In other words, the impact of counterfeiting goes beyond lost profits for MLB and its partners, and T-shirts whose colors run when washed. In a statement to the Globe, David Hirschmann, president and CEO of the Global Intellectual Property Center at the US Chamber of Commerce, said: “The fake jersey won’t last but the damage to Massachusetts’ economy will, including to the 1.35 million jobs employed by the state’s innovative and creative industries.”
MLB makes sure the companies that manufacture its official products follow good work practices. Counterfeiters may not, potentially using sweatshops for mass production.
As part of what Orlinsky called a “multifaceted strategy” to combat counterfeiters, MLB educates its fans about the safety measures in place. Fans are told to look for holograms and cut labels and fake logos and poor workmanship, and the league emphasizes the larger economic havoc created by counterfeiters. Complementing consumer education and overt anti-fraud measures, MLB also has covert anti-counterfeiting features in place for both its memorabilia and merchandise.
Primarily, the covert features provide an extra layer of protection against fakes. But in some cases, such as when the league wants to mark a player’s jersey that will be worn again, they are a necessity. The covert system can place a tracking mark on a jersey that is invisible to the naked eye.
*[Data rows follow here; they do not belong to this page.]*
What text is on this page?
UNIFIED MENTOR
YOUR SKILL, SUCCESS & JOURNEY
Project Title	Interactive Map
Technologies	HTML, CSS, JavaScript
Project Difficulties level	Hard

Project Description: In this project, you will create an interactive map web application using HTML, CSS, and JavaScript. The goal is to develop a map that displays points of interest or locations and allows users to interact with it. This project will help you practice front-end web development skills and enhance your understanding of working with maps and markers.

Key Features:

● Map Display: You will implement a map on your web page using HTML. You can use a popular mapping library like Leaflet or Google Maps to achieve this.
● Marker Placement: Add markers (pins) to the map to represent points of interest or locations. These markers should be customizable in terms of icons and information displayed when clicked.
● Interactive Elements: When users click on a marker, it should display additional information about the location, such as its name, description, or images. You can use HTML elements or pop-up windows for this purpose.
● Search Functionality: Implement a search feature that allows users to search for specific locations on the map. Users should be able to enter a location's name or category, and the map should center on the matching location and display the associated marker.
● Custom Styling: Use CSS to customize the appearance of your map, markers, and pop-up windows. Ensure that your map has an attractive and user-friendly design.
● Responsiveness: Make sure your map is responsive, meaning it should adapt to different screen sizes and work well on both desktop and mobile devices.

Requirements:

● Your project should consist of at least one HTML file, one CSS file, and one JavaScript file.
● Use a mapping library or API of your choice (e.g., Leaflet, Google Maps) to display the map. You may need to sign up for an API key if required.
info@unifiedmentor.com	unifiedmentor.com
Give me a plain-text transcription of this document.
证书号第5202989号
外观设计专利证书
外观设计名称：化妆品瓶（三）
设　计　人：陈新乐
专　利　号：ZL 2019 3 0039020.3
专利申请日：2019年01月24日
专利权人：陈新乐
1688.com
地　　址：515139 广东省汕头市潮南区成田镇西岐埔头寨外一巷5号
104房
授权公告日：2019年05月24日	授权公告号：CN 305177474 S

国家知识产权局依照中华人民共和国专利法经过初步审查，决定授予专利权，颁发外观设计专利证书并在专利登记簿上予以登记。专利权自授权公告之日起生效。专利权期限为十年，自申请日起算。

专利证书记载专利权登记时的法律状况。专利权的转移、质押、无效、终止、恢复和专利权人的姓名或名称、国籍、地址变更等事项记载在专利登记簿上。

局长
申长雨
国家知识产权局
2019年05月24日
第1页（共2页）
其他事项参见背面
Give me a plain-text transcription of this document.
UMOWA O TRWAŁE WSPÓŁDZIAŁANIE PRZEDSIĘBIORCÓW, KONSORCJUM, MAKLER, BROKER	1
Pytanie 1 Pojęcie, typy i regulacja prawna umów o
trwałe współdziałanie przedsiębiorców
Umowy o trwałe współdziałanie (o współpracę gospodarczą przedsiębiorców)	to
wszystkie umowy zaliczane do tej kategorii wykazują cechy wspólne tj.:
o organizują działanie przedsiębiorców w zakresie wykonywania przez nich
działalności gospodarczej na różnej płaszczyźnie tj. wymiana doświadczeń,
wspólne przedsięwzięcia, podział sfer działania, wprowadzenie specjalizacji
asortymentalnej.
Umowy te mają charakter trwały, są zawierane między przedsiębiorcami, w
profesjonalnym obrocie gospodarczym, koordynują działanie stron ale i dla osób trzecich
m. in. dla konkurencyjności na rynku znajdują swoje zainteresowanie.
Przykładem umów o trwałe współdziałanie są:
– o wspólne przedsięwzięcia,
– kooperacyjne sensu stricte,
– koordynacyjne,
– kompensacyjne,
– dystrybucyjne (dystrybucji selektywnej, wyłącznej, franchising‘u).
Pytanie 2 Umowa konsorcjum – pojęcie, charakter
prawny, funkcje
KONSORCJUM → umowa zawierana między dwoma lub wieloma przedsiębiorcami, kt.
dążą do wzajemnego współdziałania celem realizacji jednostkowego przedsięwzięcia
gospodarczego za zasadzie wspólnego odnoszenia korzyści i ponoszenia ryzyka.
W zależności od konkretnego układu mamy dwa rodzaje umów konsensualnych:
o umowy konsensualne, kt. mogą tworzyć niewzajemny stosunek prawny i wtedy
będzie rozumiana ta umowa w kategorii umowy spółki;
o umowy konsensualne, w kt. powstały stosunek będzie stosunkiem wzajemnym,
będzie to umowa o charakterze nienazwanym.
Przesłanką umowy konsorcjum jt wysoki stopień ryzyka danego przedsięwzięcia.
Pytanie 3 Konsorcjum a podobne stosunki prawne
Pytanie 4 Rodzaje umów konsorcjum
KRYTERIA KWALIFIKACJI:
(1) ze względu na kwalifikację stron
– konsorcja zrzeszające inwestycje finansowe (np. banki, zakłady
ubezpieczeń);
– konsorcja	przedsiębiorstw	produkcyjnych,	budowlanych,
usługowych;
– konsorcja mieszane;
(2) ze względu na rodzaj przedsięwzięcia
But it is often the trained eye that catches the most savvy and crafty counterfeiters. Boston’s code enforcement officers have been searching for problem products since 1999, walking the around Fenway during regular-season and playoff games. They started with about a dozen officers on patrol. Now, since they know what to look for, they go around with two officers.
“There’s very little activity because of the job we’ve done for so long, since 1999,” said Michael Mackan, chief of the code enforcement police. “People have been educated. People learn. [The counterfeiters] lose so much product and they get in such a jam that it’s not worth their while to travel to Boston. They actually root against us. With three World Series, two Stanley Cups, and two NBA championships [taking place] here, we’ve had a lot of practice in Boston.”